— Здравствуй, Вера, — несмело проговорил он с неожиданной хрипотой в голосе. — Как Танечка?
Вера повернулась к нему. Лицо строгое, непроницаемое, в глазах холод.
— Вежливый ты человек, Гарольд Станиславович, — сказала она почти с похвалой, — даже интересуешься. — И вдруг голос у нее пресекся: — А какое тебе дело до нее? Что ты к нам вяжешься?
— Ну как… — не зная, куда деть глаза, озадаченно проговорил он.
— Дочерью считаешь? Лучше выкинь из головы все это. Не страдай, — обрезала она и, справившись с собой, замкнутая, неприступная, пошла к англичанке Ирине Федоровне, стоявшей в кружке учителей из Ильинского.

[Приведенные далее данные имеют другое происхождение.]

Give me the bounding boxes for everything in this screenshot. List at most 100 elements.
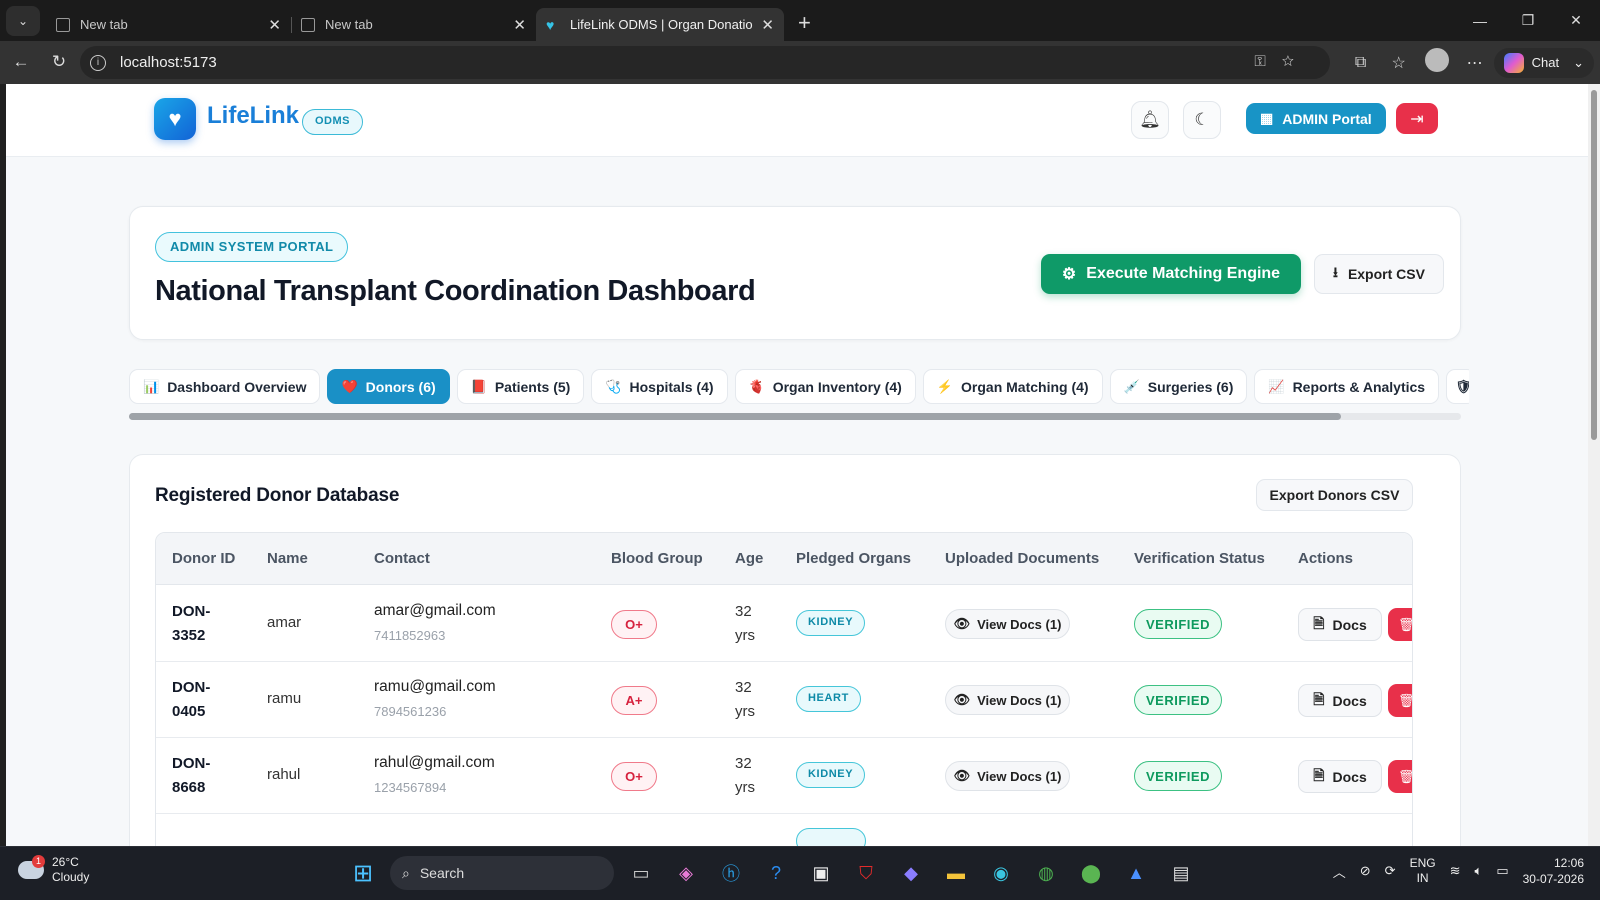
chart-icon: 📈: [1268, 378, 1285, 394]
wifi-icon[interactable]: ≋: [1450, 863, 1461, 879]
page-scrollbar-thumb[interactable]: [1591, 90, 1597, 440]
hp-icon[interactable]: ⓗ: [713, 855, 749, 891]
terminal-icon[interactable]: ▤: [1163, 855, 1199, 891]
column-header[interactable]: Donor ID: [172, 550, 235, 567]
column-header[interactable]: Name: [267, 550, 308, 567]
windows-start-icon[interactable]: ⊞: [345, 855, 381, 891]
docs-action-button[interactable]: 🗎 Docs: [1298, 608, 1382, 641]
notification-bell-button[interactable]: 🔔︎: [1131, 101, 1169, 139]
battery-icon[interactable]: ▭: [1496, 863, 1508, 879]
taskbar-search[interactable]: ⌕ Search: [390, 856, 614, 890]
extensions-icon[interactable]: ⧉: [1342, 54, 1380, 72]
heart-logo-icon[interactable]: ♥: [154, 98, 196, 140]
minimize-icon[interactable]: —: [1456, 13, 1504, 29]
chevron-down-icon: ⌄: [1573, 54, 1584, 70]
favorites-icon[interactable]: ☆: [1380, 53, 1418, 73]
star-icon[interactable]: ☆: [1282, 53, 1310, 70]
column-header[interactable]: Pledged Organs: [796, 550, 911, 567]
profile-avatar-icon[interactable]: [1418, 48, 1456, 77]
logout-button[interactable]: ⇥: [1396, 103, 1438, 134]
tab-dashboard-overview[interactable]: 📊 Dashboard Overview: [129, 369, 321, 404]
export-donors-csv-button[interactable]: Export Donors CSV: [1256, 479, 1413, 511]
donor-age: 32 yrs: [735, 679, 755, 720]
more-icon[interactable]: ⋯: [1456, 53, 1494, 73]
new-tab-button[interactable]: +: [798, 10, 811, 36]
sync-icon[interactable]: ⟳: [1385, 863, 1396, 879]
page-scrollbar[interactable]: [1588, 84, 1600, 846]
language-indicator[interactable]: ENG IN: [1410, 856, 1436, 886]
tab-reports-analytics[interactable]: 📈 Reports & Analytics: [1254, 369, 1440, 404]
docs-action-button[interactable]: 🗎 Docs: [1298, 760, 1382, 793]
theme-toggle-button[interactable]: ☾: [1183, 101, 1221, 139]
tab-patients[interactable]: 📕 Patients (5): [456, 369, 585, 404]
info-icon[interactable]: i: [90, 54, 106, 71]
tab-label: Organ Inventory (4): [772, 378, 902, 395]
help-icon[interactable]: ?: [758, 855, 794, 891]
column-header[interactable]: Age: [735, 550, 763, 567]
clock[interactable]: 12:06 30-07-2026: [1523, 855, 1584, 887]
task-view-icon[interactable]: ▭: [623, 855, 659, 891]
trash-icon: 🗑︎: [1398, 692, 1413, 708]
refresh-icon[interactable]: ↻: [40, 52, 78, 72]
browser-tab-2[interactable]: New tab ✕: [291, 8, 536, 41]
view-docs-button[interactable]: 👁︎ View Docs (1): [945, 609, 1070, 639]
bell-icon: 🔔︎: [1139, 110, 1161, 129]
copilot-icon[interactable]: ◈: [668, 855, 704, 891]
copilot-icon: [1503, 52, 1524, 73]
table-row: [156, 814, 1412, 846]
trash-icon: 🗑︎: [1398, 768, 1413, 784]
taskbar-apps: ⊞ ⌕ Search ▭ ◈ ⓗ ? ▣ ⛉ ◆ ▬ ◉ ◍ ⬤ ▲ ▤: [345, 855, 1199, 891]
weather-widget[interactable]: 1 26°C Cloudy: [18, 855, 89, 885]
chevron-up-icon[interactable]: ︿: [1333, 862, 1346, 881]
close-icon[interactable]: ✕: [513, 16, 526, 34]
tab-donors[interactable]: ❤️ Donors (6): [327, 369, 450, 404]
volume-icon[interactable]: 🔈︎: [1475, 863, 1483, 879]
execute-matching-engine-button[interactable]: ⚙ Execute Matching Engine: [1041, 254, 1301, 294]
app-icon[interactable]: ◆: [893, 855, 929, 891]
delete-button[interactable]: 🗑︎: [1388, 760, 1413, 793]
tab-label: Patients (5): [494, 378, 571, 395]
app-icon[interactable]: ▲: [1118, 855, 1154, 891]
docs-action-button[interactable]: 🗎 Docs: [1298, 684, 1382, 717]
chrome-icon[interactable]: ◍: [1028, 855, 1064, 891]
close-icon[interactable]: ✕: [268, 16, 281, 34]
column-header[interactable]: Contact: [374, 550, 430, 567]
moon-icon: ☾: [1194, 110, 1210, 129]
shield-icon: 🛡︎: [1455, 378, 1469, 394]
network-off-icon[interactable]: ⊘: [1360, 863, 1371, 879]
restore-icon[interactable]: ❐: [1504, 12, 1552, 29]
view-docs-button[interactable]: 👁︎ View Docs (1): [945, 761, 1070, 791]
column-header[interactable]: Uploaded Documents: [945, 550, 1099, 567]
url-bar[interactable]: i localhost:5173: [80, 46, 1330, 79]
tab-organ-inventory[interactable]: 🫀 Organ Inventory (4): [734, 369, 916, 404]
brand-name[interactable]: LifeLink: [207, 102, 299, 130]
column-header[interactable]: Verification Status: [1134, 550, 1265, 567]
tab-list-button[interactable]: ⌄: [6, 5, 40, 36]
file-explorer-icon[interactable]: ▬: [938, 855, 974, 891]
close-icon[interactable]: ✕: [761, 16, 774, 34]
app-icon[interactable]: ⬤: [1073, 855, 1109, 891]
export-csv-button[interactable]: ⭳ Export CSV: [1314, 254, 1444, 294]
view-docs-button[interactable]: 👁︎ View Docs (1): [945, 685, 1070, 715]
browser-tab-active[interactable]: ♥ LifeLink ODMS | Organ Donation M ✕: [536, 8, 784, 41]
admin-portal-button[interactable]: ▦ ADMIN Portal: [1246, 103, 1386, 134]
back-icon[interactable]: ←: [2, 52, 40, 72]
column-header[interactable]: Blood Group: [611, 550, 703, 567]
store-icon[interactable]: ▣: [803, 855, 839, 891]
delete-button[interactable]: 🗑︎: [1388, 684, 1413, 717]
tabs-scrollbar-thumb[interactable]: [129, 413, 1341, 420]
tab-more[interactable]: 🛡︎: [1446, 369, 1469, 404]
heart-icon: ♥: [546, 16, 555, 33]
column-header[interactable]: Actions: [1298, 550, 1353, 567]
copilot-chat-button[interactable]: Chat ⌄: [1493, 47, 1594, 78]
donor-name: amar: [267, 614, 302, 631]
close-window-icon[interactable]: ✕: [1552, 12, 1600, 29]
key-icon[interactable]: ⚿: [1254, 53, 1281, 70]
tab-hospitals[interactable]: 🩺 Hospitals (4): [591, 369, 728, 404]
tab-surgeries[interactable]: 💉 Surgeries (6): [1109, 369, 1248, 404]
tab-organ-matching[interactable]: ⚡ Organ Matching (4): [922, 369, 1103, 404]
browser-tab-1[interactable]: New tab ✕: [46, 8, 291, 41]
edge-icon[interactable]: ◉: [983, 855, 1019, 891]
delete-button[interactable]: 🗑︎: [1388, 608, 1412, 641]
mcafee-icon[interactable]: ⛉: [848, 855, 884, 891]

Серебров сделал вид, что поговорил с Верой Николаевной спокойно и что встреча огорчения ему не доставила. Но дело испортил дядя Митя. Между мужчинами и женщинами старик признавал отношения только одного рода: если видел своего постояльца с приехавшей из райсельхозуправления агрономшей или корреспонденткой газеты, обязательно спрашивал:
— Ухажерка твоя?
— Да что ты, дядь Мить, — тряся руками перед помазкинской бородой, негодовал Серебров. — Разве не может быть делового разговора?
— Кабы я тебе поверил, — хитро щурился старик. И в этот раз, придя к директору школы насчет кладки печи в теплице, дядя Митя оказался верен себе.

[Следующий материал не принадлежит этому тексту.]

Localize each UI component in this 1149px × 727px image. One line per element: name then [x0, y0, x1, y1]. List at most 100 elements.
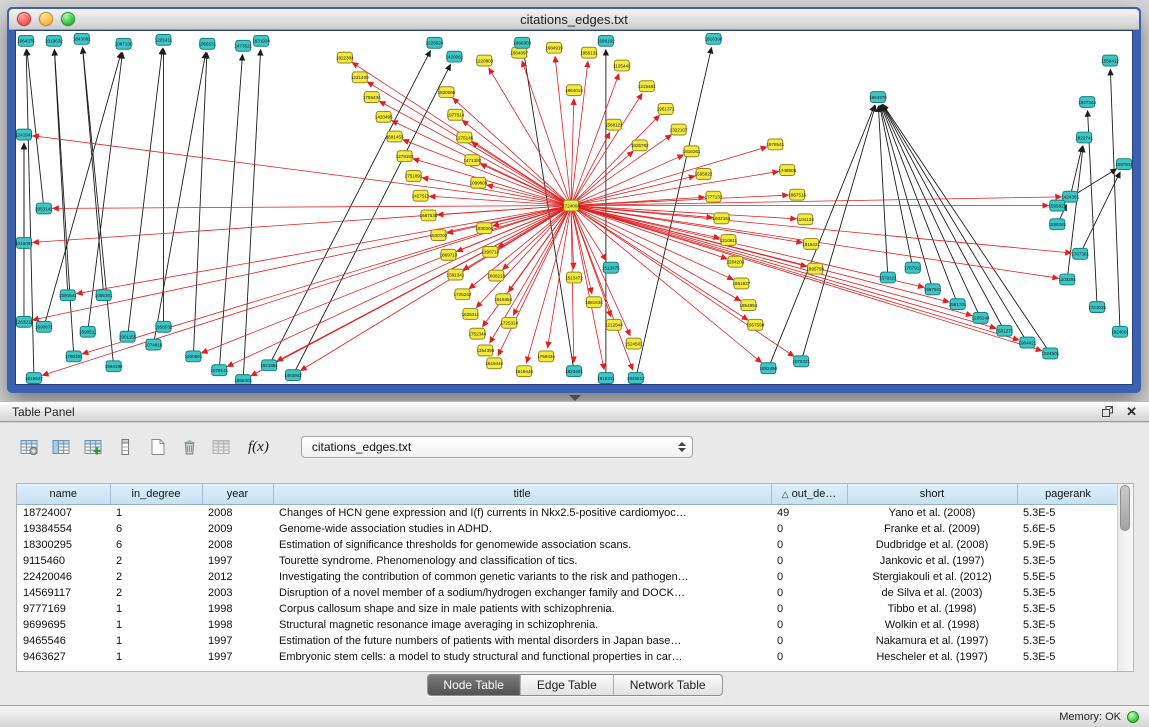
table-cell[interactable]: Changes of HCN gene expression and I(f) …: [273, 505, 771, 522]
table-row[interactable]: 969969511998Structural magnetic resonanc…: [17, 617, 1119, 633]
graph-node[interactable]: 1471392: [463, 155, 481, 166]
table-cell[interactable]: 5.3E-5: [1017, 585, 1119, 601]
graph-node[interactable]: 1530702: [430, 230, 448, 241]
graph-edge[interactable]: [33, 136, 571, 206]
graph-node[interactable]: 1822304: [336, 52, 354, 63]
graph-node[interactable]: 1625311: [462, 309, 480, 320]
table-cell[interactable]: 1: [110, 633, 202, 649]
table-cell[interactable]: 1998: [202, 601, 273, 617]
column-header-in_degree[interactable]: in_degree: [110, 484, 202, 505]
column-header-out_de[interactable]: △ out_de…: [771, 484, 847, 505]
table-cell[interactable]: 1: [110, 601, 202, 617]
graph-edge[interactable]: [54, 50, 73, 357]
table-cell[interactable]: 0: [771, 633, 847, 649]
table-cell[interactable]: 2: [110, 585, 202, 601]
graph-edge[interactable]: [367, 82, 571, 206]
graph-edge[interactable]: [571, 206, 1042, 351]
table-cell[interactable]: 5.3E-5: [1017, 505, 1119, 522]
graph-node[interactable]: 1275146: [455, 132, 473, 143]
table-cell[interactable]: 5.9E-5: [1017, 537, 1119, 553]
graph-node[interactable]: 2228024: [426, 37, 444, 48]
column-header-year[interactable]: year: [202, 484, 273, 505]
graph-node[interactable]: 1866803: [513, 37, 531, 48]
graph-edge[interactable]: [83, 48, 104, 295]
graph-node[interactable]: 1901155: [119, 331, 137, 342]
table-cell[interactable]: 18724007: [17, 505, 110, 522]
graph-node[interactable]: 1210611: [720, 235, 738, 246]
table-cell[interactable]: 5.3E-5: [1017, 601, 1119, 617]
graph-node[interactable]: 1619445: [515, 366, 533, 377]
graph-node[interactable]: 1977514: [447, 109, 465, 120]
graph-node[interactable]: 1074816: [145, 339, 163, 350]
graph-node[interactable]: 1595821: [1048, 200, 1066, 211]
graph-node[interactable]: 1079321: [792, 356, 810, 367]
graph-node[interactable]: 1892450: [759, 363, 777, 374]
graph-node[interactable]: 1759434: [537, 351, 555, 362]
panel-close-button[interactable]: ✕: [1126, 404, 1137, 420]
network-canvas[interactable]: 1724004182230412214091755434142049516814…: [15, 30, 1133, 385]
graph-node[interactable]: 1463942: [284, 370, 302, 381]
graph-node[interactable]: 1687530: [420, 210, 438, 221]
graph-node[interactable]: 1619311: [597, 373, 615, 384]
graph-edge[interactable]: [227, 206, 571, 367]
graph-node[interactable]: 1125443: [613, 60, 631, 71]
table-cell[interactable]: 1: [110, 617, 202, 633]
graph-node[interactable]: 1767911: [904, 262, 922, 273]
graph-node[interactable]: 1964421: [1018, 337, 1036, 348]
table-cell[interactable]: Disruption of a novel member of a sodium…: [273, 585, 771, 601]
table-cell[interactable]: 5.3E-5: [1017, 553, 1119, 569]
table-cell[interactable]: 0: [771, 537, 847, 553]
table-cell[interactable]: Structural magnetic resonance image aver…: [273, 617, 771, 633]
table-cell[interactable]: Wolkin et al. (1998): [847, 617, 1017, 633]
graph-node[interactable]: 1725242: [454, 289, 472, 300]
graph-node[interactable]: 1927344: [1078, 97, 1096, 108]
graph-node[interactable]: 1957598: [746, 319, 764, 330]
graph-edge[interactable]: [571, 151, 633, 205]
graph-node[interactable]: 1615527: [25, 373, 43, 384]
graph-edge[interactable]: [571, 206, 733, 280]
table-cell[interactable]: 9777169: [17, 601, 110, 617]
graph-node[interactable]: 1590841: [59, 290, 77, 301]
table-cell[interactable]: 2012: [202, 569, 273, 585]
graph-node[interactable]: 1857516: [788, 189, 806, 200]
graph-node[interactable]: 1427512: [412, 190, 430, 201]
column-header-short[interactable]: short: [847, 484, 1017, 505]
graph-node[interactable]: 1201411: [155, 34, 173, 45]
graph-node[interactable]: 1725314: [500, 317, 518, 328]
tab-edge-table[interactable]: Edge Table: [520, 675, 613, 695]
graph-edge[interactable]: [1110, 69, 1120, 331]
graph-node[interactable]: 1599381: [1048, 219, 1066, 230]
table-cell[interactable]: 0: [771, 601, 847, 617]
graph-node[interactable]: 1420061: [446, 51, 464, 62]
graph-edge[interactable]: [1080, 172, 1120, 254]
table-cell[interactable]: Embryonic stem cells: a model to study s…: [273, 649, 771, 665]
tab-network-table[interactable]: Network Table: [613, 675, 722, 695]
graph-edge[interactable]: [571, 94, 642, 206]
table-cell[interactable]: 1: [110, 505, 202, 522]
graph-node[interactable]: 1843081: [73, 33, 91, 44]
graph-node[interactable]: 1681634: [585, 297, 603, 308]
graph-edge[interactable]: [768, 105, 874, 368]
graph-edge[interactable]: [453, 98, 571, 205]
graph-node[interactable]: 1104134: [796, 214, 814, 225]
graph-edge[interactable]: [53, 206, 571, 209]
table-cell[interactable]: Stergiakouli et al. (2012): [847, 569, 1017, 585]
table-cell[interactable]: 0: [771, 521, 847, 537]
graph-edge[interactable]: [571, 206, 924, 288]
table-row[interactable]: 1938455462009Genome-wide association stu…: [17, 521, 1119, 537]
graph-node[interactable]: 1390718: [481, 246, 499, 257]
table-cell[interactable]: 9115460: [17, 553, 110, 569]
graph-edge[interactable]: [277, 206, 571, 362]
graph-node[interactable]: 1869713: [440, 249, 458, 260]
graph-node[interactable]: 1619444: [485, 358, 503, 369]
graph-node[interactable]: 1767381: [1071, 248, 1089, 259]
graph-node[interactable]: 1661927: [733, 278, 751, 289]
graph-edge[interactable]: [202, 206, 571, 354]
graph-node[interactable]: 1278153: [396, 151, 414, 162]
table-cell[interactable]: Hescheler et al. (1997): [847, 649, 1017, 665]
table-cell[interactable]: 5.3E-5: [1017, 633, 1119, 649]
table-cell[interactable]: 1997: [202, 553, 273, 569]
graph-node[interactable]: 1631934: [252, 35, 270, 46]
graph-node[interactable]: 1559412: [1101, 55, 1119, 66]
graph-node[interactable]: 1820065: [438, 87, 456, 98]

— Вера-то Николаевна, что, сударушка твоя? Гли-ко, у тебя на лице румяна заиграли и у нее тожо. Баская ведь она, — сказал он.
— Ну брось ты, дядь Мить, надоело, — зло взмахнув накладными, крикнул Серебров и выскочил из школы.

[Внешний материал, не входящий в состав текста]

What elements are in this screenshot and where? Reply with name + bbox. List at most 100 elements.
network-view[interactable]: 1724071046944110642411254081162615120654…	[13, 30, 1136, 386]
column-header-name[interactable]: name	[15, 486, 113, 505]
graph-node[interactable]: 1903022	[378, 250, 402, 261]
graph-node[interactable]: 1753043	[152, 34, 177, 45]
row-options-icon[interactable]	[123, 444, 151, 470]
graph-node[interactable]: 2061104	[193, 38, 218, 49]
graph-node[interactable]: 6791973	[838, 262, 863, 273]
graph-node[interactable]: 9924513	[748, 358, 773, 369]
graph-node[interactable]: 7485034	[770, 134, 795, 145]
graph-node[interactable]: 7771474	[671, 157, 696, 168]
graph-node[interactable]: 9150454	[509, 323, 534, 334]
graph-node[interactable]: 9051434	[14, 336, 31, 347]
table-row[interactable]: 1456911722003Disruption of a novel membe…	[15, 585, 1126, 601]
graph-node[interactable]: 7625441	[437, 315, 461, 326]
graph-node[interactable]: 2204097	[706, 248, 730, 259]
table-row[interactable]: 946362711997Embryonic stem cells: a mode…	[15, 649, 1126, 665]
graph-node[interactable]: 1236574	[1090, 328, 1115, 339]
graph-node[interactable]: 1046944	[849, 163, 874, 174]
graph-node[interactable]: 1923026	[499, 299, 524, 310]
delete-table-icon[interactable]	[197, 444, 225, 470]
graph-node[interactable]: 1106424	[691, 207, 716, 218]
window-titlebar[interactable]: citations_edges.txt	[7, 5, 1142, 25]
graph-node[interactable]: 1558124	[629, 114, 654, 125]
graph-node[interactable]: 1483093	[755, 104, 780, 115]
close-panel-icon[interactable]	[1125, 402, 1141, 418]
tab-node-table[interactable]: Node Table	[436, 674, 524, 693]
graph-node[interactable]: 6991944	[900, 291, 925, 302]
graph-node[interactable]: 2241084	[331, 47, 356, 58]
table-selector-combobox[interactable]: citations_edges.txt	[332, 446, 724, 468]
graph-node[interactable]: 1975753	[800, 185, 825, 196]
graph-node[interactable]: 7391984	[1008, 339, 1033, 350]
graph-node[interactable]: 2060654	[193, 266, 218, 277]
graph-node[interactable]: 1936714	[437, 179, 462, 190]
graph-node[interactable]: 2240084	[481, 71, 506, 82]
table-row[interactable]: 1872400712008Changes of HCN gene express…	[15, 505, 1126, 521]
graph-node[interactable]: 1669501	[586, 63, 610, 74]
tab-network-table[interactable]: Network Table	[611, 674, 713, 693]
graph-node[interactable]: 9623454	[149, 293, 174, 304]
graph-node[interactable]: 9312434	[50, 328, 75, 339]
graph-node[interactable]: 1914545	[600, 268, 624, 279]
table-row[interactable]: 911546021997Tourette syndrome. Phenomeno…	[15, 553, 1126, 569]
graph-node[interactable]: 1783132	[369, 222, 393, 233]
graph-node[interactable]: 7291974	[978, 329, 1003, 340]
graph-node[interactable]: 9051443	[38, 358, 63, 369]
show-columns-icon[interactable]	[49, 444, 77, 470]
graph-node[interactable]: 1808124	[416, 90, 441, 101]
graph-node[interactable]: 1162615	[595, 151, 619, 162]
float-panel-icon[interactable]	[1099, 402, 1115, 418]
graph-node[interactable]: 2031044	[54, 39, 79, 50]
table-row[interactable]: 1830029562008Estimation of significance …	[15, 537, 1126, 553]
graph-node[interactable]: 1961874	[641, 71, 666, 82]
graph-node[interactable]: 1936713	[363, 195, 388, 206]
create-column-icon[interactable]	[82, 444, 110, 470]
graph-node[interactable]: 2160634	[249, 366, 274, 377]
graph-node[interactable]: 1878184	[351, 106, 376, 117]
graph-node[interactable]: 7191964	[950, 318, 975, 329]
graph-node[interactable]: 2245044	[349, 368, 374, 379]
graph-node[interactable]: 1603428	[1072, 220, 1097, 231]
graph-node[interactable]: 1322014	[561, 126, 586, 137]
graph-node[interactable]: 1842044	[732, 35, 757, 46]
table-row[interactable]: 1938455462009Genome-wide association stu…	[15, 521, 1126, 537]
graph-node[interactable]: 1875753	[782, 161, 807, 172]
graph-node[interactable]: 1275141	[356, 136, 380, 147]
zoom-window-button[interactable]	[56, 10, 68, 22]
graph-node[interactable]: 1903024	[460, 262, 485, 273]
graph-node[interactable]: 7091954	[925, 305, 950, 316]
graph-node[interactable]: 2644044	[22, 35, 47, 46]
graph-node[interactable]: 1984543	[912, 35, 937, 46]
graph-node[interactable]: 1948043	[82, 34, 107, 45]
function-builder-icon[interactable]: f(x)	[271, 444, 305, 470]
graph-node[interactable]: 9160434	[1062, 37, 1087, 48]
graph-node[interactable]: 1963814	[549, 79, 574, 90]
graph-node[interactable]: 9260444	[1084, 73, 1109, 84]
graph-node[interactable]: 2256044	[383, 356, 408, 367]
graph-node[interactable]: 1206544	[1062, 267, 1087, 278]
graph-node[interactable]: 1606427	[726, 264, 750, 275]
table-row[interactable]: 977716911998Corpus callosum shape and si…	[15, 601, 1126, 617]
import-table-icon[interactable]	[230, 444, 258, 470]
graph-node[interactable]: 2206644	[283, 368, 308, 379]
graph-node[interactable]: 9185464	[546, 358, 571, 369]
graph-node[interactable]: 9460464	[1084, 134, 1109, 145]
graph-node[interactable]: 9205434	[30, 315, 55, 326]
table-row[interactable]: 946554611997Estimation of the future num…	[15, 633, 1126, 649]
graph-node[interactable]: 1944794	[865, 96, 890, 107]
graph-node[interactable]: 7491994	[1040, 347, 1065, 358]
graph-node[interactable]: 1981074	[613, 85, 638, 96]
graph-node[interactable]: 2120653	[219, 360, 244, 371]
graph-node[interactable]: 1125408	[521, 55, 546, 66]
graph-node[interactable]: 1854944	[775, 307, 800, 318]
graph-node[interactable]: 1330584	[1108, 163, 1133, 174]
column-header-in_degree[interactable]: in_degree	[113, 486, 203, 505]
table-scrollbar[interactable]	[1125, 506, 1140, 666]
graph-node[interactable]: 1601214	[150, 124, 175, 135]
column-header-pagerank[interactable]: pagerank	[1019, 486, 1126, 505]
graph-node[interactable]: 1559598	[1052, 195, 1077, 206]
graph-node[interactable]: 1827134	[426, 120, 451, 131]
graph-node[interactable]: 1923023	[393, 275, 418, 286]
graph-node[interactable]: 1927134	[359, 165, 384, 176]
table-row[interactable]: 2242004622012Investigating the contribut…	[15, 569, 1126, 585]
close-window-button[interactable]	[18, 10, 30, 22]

— Не обидься, не сердись токо, я ведь спроста. Больно баба-то хороша! — вдогонку крикнул дядя Митя. Сереброву показалось, что слова старика слышали все: и Вера, и Ирина Федоровна, и другие учителя, и инспектор роно Зорин. Услышали и, конечно, посмотрели ему в спину с осуждением.
«Зачем я вяжусь? — корил себя Серебров. — Отрезанный ломоть. Сам себя отрезал, и уже к краюшке не прилепишь, а я…»
Жить постояльцем у дяди Мити Сереброву в конце концов надоело. Не терпелось перебраться в свою квартиру. Казалось, одному будет ему вольготнее и спокойнее, но переезд зависел от того же дяди Мити. В доме не было печи.
Серебров вновь пообещал дяде Мите позаботиться о вставных зубах, если тот ему сложит печь вне очереди.
— Я ведь баско кладу. Мне говорят: поди, словинку какую знаешь? Дак и знаю, но не скажу, — похвалялся дядя Митя, надевая выбеленный стирками солдатский бушлат сына.
По следу, тореному в рыхлом снегу клееными дяди Митиными галошами, они прошли к промерзшему брусковому дому. В нем звучно потрескивали стылые половицы. Чувствуя свое всесилье, дядя Митя солидно высморкался, по очереди зажимая то одну, то другую ноздрю, и спросил, наперед зная, что толкового ответа от постояльца не получит:
— Дак каку печь, хозяин, класти?
— А разные, что ли, бывают? — прохаживаясь по гулким от пустоты комнатам, легкомысленно спросил Серебров.
Дядя Митя негодующе хлопнул себя по брезентовым коленям. Ему, наверное, еще ни разу не приходилось встречать таких бестолковых заказчиков.
— Дак как жо, ученый человек называешься, а про печь не слыхивал?! Могу скласть обыкновенную русскую, могу «галанку», могу фантомарку, могу русскую с подтопком. Какая глянетца-то?
— А может, камин? — спросил Серебров, чтоб подзавести Помазкина. — Я куплю трубку, поставлю перед камином два кресла, и мы с тобой, дядь Мить, будем сидеть и петь песни.
Однако дядю Митю это не обескуражило.
— Могу я и камин, только хреновина это: уголь выпрянет, дак сучинится пожар. Спалишь дом-от.
— А ты уж так сделай, чтоб безопасно, — сказал Серебров. — С решеточкой.
— Видал я в Германье в богатых дворцах такие печи. Не глянутца они мне. Чистое небо топи. А у печи какая главная заслуга? Чтобы тепло держалось. Печь ведь она, как красно солнышко, обогревать должна, — начал философствовать Помазкин. Он подошел к окну и, показывая брезентовой рукавицей на Ложкари, сказал: — Вишь, сколь труб дымит? Моимям рукам кладены.